Wilfred T. Neill, Jr. was born in Augusta, Georgia on January 12, 1922. He graduated at the age of 19 with a B.S. from the University of Georgia. He served in the Army Air Force in the South Pacific during World War II.

Research[edit]

After the war, Neill taught Biology and Zoology in Augusta, Georgia, at Richmond Academy and Augusta Junior College.
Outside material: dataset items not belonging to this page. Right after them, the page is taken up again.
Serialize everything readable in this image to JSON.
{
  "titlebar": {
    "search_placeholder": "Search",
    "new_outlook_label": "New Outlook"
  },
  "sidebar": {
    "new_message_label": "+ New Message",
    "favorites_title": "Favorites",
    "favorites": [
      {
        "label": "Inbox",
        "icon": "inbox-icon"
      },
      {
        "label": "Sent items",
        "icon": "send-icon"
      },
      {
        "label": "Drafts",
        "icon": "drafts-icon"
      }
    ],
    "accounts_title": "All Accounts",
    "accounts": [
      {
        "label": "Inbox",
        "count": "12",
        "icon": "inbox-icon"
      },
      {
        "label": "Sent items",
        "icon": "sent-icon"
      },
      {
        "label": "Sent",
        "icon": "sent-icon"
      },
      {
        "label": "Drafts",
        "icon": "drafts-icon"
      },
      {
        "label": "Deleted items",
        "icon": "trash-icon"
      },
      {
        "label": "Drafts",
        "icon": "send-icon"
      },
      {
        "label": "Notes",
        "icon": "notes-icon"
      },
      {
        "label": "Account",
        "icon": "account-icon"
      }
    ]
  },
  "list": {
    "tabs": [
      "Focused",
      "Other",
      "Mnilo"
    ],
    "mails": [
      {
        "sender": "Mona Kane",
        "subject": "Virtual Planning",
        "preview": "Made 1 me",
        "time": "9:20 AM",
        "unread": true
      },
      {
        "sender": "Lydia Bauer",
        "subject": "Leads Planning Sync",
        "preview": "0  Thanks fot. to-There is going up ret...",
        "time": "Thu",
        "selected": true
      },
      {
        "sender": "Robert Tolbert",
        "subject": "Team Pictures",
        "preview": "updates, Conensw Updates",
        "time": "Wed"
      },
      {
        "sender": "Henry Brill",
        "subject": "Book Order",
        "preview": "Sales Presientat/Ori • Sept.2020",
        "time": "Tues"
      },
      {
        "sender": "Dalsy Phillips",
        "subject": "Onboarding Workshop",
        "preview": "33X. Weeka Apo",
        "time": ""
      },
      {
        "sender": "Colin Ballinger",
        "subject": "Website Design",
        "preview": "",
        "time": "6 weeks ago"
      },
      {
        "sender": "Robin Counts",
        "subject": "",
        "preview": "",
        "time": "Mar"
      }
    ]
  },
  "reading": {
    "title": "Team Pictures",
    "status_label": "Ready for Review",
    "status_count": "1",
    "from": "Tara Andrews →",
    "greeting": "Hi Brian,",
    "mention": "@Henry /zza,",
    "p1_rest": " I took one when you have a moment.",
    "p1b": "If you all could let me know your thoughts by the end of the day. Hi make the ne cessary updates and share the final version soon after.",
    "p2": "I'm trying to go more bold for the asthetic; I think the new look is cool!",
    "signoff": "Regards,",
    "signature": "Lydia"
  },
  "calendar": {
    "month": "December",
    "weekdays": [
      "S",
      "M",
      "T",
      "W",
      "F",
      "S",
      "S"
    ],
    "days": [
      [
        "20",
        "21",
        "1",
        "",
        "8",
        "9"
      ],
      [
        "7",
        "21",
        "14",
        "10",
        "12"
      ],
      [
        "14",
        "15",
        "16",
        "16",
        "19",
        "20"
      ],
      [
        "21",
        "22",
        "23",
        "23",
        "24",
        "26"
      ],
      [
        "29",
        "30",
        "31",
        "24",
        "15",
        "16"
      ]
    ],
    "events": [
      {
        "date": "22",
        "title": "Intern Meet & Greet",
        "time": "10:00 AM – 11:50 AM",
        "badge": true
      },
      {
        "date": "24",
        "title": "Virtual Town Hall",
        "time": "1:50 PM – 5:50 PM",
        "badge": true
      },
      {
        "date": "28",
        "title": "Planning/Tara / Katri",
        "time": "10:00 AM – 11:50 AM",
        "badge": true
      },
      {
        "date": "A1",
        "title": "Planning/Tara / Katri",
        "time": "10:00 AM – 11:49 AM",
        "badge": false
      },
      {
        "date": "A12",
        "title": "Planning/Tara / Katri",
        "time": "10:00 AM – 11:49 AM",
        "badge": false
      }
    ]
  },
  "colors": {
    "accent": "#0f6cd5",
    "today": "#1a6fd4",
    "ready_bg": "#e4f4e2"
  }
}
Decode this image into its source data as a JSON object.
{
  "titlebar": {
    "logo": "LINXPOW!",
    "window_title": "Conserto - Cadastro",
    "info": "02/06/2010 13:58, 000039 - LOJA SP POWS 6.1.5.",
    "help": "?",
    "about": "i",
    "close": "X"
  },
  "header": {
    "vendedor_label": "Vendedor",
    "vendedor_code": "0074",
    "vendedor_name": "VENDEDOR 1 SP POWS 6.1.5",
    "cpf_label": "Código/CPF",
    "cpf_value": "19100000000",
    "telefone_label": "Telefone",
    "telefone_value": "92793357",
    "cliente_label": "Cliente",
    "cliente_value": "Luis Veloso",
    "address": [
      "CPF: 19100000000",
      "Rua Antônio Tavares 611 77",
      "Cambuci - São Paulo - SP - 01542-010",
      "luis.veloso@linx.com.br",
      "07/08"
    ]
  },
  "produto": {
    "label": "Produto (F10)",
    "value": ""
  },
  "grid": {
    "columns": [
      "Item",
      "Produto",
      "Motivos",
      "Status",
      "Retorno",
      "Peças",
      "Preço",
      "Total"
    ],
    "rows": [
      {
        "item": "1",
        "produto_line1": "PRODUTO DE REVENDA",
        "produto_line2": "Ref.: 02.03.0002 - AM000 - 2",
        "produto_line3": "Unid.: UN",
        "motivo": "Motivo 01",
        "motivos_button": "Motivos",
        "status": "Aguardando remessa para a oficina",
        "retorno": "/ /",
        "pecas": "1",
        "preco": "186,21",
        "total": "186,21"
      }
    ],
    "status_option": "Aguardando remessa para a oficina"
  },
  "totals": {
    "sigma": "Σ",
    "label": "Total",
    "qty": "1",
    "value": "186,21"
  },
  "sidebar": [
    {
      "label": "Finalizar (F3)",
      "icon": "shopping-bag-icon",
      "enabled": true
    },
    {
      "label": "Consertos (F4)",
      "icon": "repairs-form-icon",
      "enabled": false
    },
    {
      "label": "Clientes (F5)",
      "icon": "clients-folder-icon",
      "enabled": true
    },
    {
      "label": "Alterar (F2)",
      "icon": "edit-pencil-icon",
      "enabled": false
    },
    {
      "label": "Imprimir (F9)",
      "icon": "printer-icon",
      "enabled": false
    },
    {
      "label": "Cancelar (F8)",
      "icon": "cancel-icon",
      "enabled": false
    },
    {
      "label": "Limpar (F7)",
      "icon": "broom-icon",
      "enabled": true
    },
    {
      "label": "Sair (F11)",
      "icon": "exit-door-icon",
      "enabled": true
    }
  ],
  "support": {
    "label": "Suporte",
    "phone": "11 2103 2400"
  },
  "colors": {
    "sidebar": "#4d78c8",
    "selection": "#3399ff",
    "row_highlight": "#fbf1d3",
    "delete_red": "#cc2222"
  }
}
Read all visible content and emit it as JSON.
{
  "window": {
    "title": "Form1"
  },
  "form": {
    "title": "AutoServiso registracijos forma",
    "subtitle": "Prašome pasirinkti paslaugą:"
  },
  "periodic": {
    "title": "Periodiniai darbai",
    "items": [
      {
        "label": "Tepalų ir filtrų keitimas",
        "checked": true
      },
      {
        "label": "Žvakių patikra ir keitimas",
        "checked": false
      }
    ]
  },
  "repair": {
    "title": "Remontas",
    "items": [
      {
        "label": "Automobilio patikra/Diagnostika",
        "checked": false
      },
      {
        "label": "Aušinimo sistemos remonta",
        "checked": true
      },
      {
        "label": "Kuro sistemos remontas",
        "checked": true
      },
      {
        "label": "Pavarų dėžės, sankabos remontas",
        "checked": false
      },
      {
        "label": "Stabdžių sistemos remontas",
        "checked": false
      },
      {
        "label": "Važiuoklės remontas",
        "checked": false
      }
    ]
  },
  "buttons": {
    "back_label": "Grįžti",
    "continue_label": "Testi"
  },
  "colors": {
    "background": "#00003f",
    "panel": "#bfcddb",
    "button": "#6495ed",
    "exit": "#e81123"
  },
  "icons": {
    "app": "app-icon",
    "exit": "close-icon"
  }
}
In 1949, he joined E. Ross Allen's Reptile Institute in Silver Springs, Florida as Research Director.

Neill was the first to describe the Everglades Rat Snake (Elaphe obsoleta rossalleni, a subspecies of Elaphe obsoleta, 1949), the Gulf Hammock Dwarf Siren (Pseudobranchus striatus lustricolus, a subspecies of Pseudobranchus striatus, 1951), the One-toed Amphiuma (Amphiuma pholeter, 1964), and the Southern Florida Rainbow Snake (Farancia erytrogramma seminola, a subspecies of Farancia erytrogramma, 1964).

In 1966, herpetologist Sam Telford honored Neill by giving Neill's name to a newly-described subspecies of the Florida Crowned Snake (Tantilla relicta): Tantilla relicta neilli.

Neill published an influential work on crocodile biology in 1971: The Last of the Ruling Reptiles: Alligators, Crocodiles, and their Kin.

Illness and death[edit]

Neill's health suffered a decline after a nearly fatal snakebite in 1978. It was the forty-first time he had been bitten by a venomous snake. He died of pneumonia on February 19, 2001, in Lakeland, Florida.